Image Optimisation: The Biggest Win

Images typically account for 50–80% of a webpage's total file size. Switch from JPEG/PNG to WebP format — WebP images are 25–35% smaller at the same visual quality. Use the HTML 'loading=lazy' attribute on images below the fold so they only load when the user scrolls to them. Set explicit width and height attributes to prevent Cumulative Layout Shift. Use responsive images with the srcset attribute to serve smaller images to mobile devices. On WordPress, plugins like ShortPixel or Smush handle all of this automatically.
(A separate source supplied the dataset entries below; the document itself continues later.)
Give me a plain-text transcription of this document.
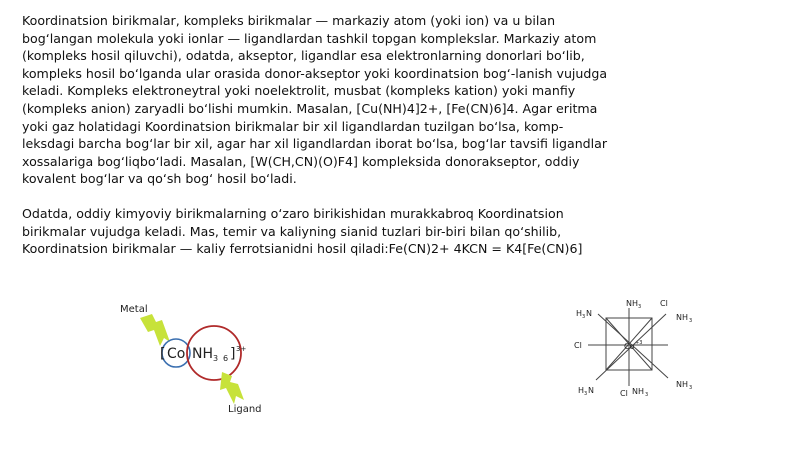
Koordinatsion birikmalar, kompleks birikmalar — markaziy atom (yoki ion) va u bilan bogʻlangan molekula yoki ionlar — ligandlardan tashkil topgan komplekslar. Markaziy atom (kompleks hosil qiluvchi), odatda, akseptor, ligandlar esa elektronlarning donorlari boʻlib, kompleks hosil boʻlganda ular orasida donor-akseptor yoki koordinatsion bogʻ-lanish vujudga keladi. Kompleks elektroneytral yoki noelektrolit, musbat (kompleks kation) yoki manfiy (kompleks anion) zaryadli boʻlishi mumkin. Masalan, [Cu(NH)4]2+, [Fe(CN)6]4. Agar eritma yoki gaz holatidagi Koordinatsion birikmalar bir xil ligandlardan tuzilgan boʻlsa, komp-leksdagi barcha bogʻlar bir xil, agar har xil ligandlardan iborat boʻlsa, bogʻlar tavsifi ligandlar xossalariga bogʻliqboʻladi. Masalan, [W(CH,CN)(O)F4] kompleksida donorakseptor, oddiy kovalent bogʻlar va qoʻsh bogʻ hosil boʻladi.

Odatda, oddiy kimyoviy birikmalarning oʻzaro birikishidan murakkabroq Koordinatsion birikmalar vujudga keladi. Mas, temir va kaliyning sianid tuzlari bir-biri bilan qoʻshilib, Koordinatsion birikmalar — kaliy ferrotsianidni hosil qiladi:Fe(CN)2+ 4KCN = K4[Fe(CN)6]

Metal
[ Co NH 3 6 ] 3+
Ligand
Co +3
NH 3 Cl
H 3 N	NH 3
Cl
H 3 N	Cl NH 3
NH 3
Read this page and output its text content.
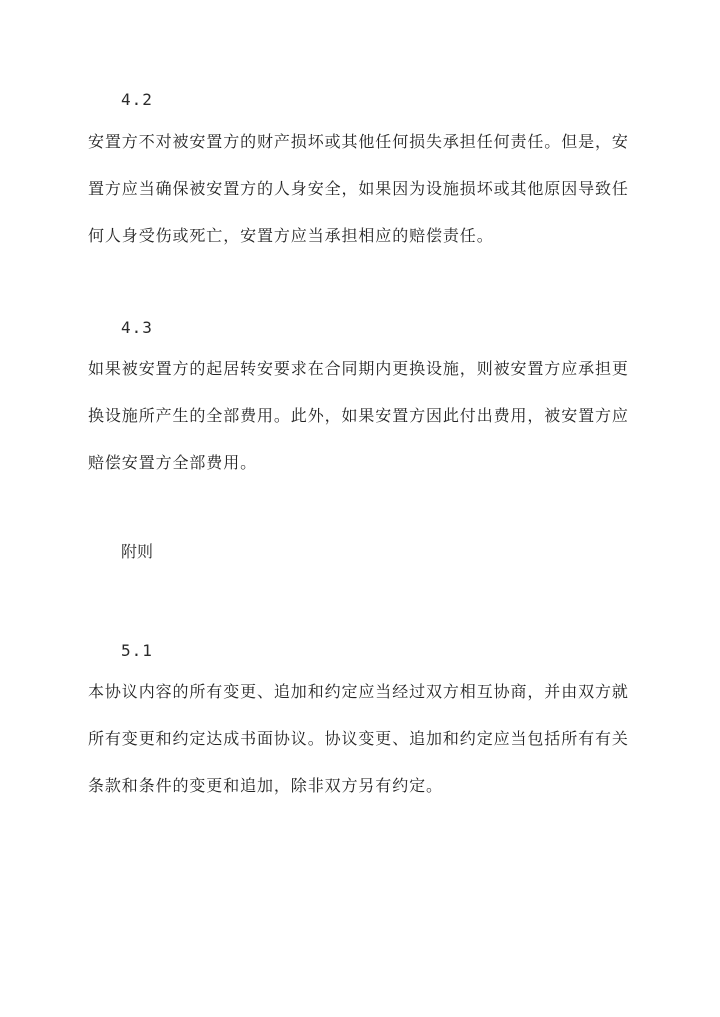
4.2
安置方不对被安置方的财产损坏或其他任何损失承担任何责任。但是，安
置方应当确保被安置方的人身安全，如果因为设施损坏或其他原因导致任
何人身受伤或死亡，安置方应当承担相应的赔偿责任。
4.3
如果被安置方的起居转安要求在合同期内更换设施，则被安置方应承担更
换设施所产生的全部费用。此外，如果安置方因此付出费用，被安置方应
赔偿安置方全部费用。
附则
5.1
本协议内容的所有变更、追加和约定应当经过双方相互协商，并由双方就
所有变更和约定达成书面协议。协议变更、追加和约定应当包括所有有关
条款和条件的变更和追加，除非双方另有约定。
Caching: Serve From Memory, Not Disk

Browser caching stores files in the visitor's browser so repeat visits are instant. Set Cache-Control headers with long max-age values for static assets (images, fonts, CSS, JS). Server-side caching stores rendered HTML pages so the server doesn't regenerate them on every request — WordPress plugins like WP Rocket or W3 Total Cache handle this. Object caching with Redis or Memcached stores database query results in memory, reducing database load by 70–90% for content-heavy sites.

JavaScript Optimisation

JavaScript is the most common cause of poor Core Web Vitals scores. Audit your JS bundle size with tools like bundlephobia.com before installing any npm package. Implement code splitting so only the JavaScript needed for the current page is loaded. Use dynamic imports for heavy components that are not needed immediately. Defer non-critical scripts with the 'defer' or 'async' attribute. Remove unused JavaScript — the Coverage tab in Chrome DevTools shows exactly which code is never executed.

Server and Hosting Optimisation

Enable HTTP/2 or HTTP/3 on your server — both dramatically reduce connection overhead compared to HTTP/1.1. Enable Gzip or Brotli compression to reduce file sizes by 70-90% before they travel over the network. Use a CDN to serve static assets from servers geographically close to your visitors. Upgrade to PHP 8.2+ if you run WordPress — it is significantly faster than older versions. Consider upgrading from shared hosting to a cloud or VPS plan if you consistently hit resource limits.

Font Loading Without Layout Shifts

Web fonts often cause invisible delays. Use 'font-display: swap' in your CSS @font-face declarations so text shows immediately in a fallback font while the custom font loads. Preload your most critical fonts in the <head> with '<link rel=preload>'. Self-host fonts instead of loading from Google Fonts — this eliminates a third-party DNS lookup. Consider using system fonts (Inter, -apple-system, BlinkMacSystemFont) for body text — they load instantly and are surprisingly beautiful on modern operating systems.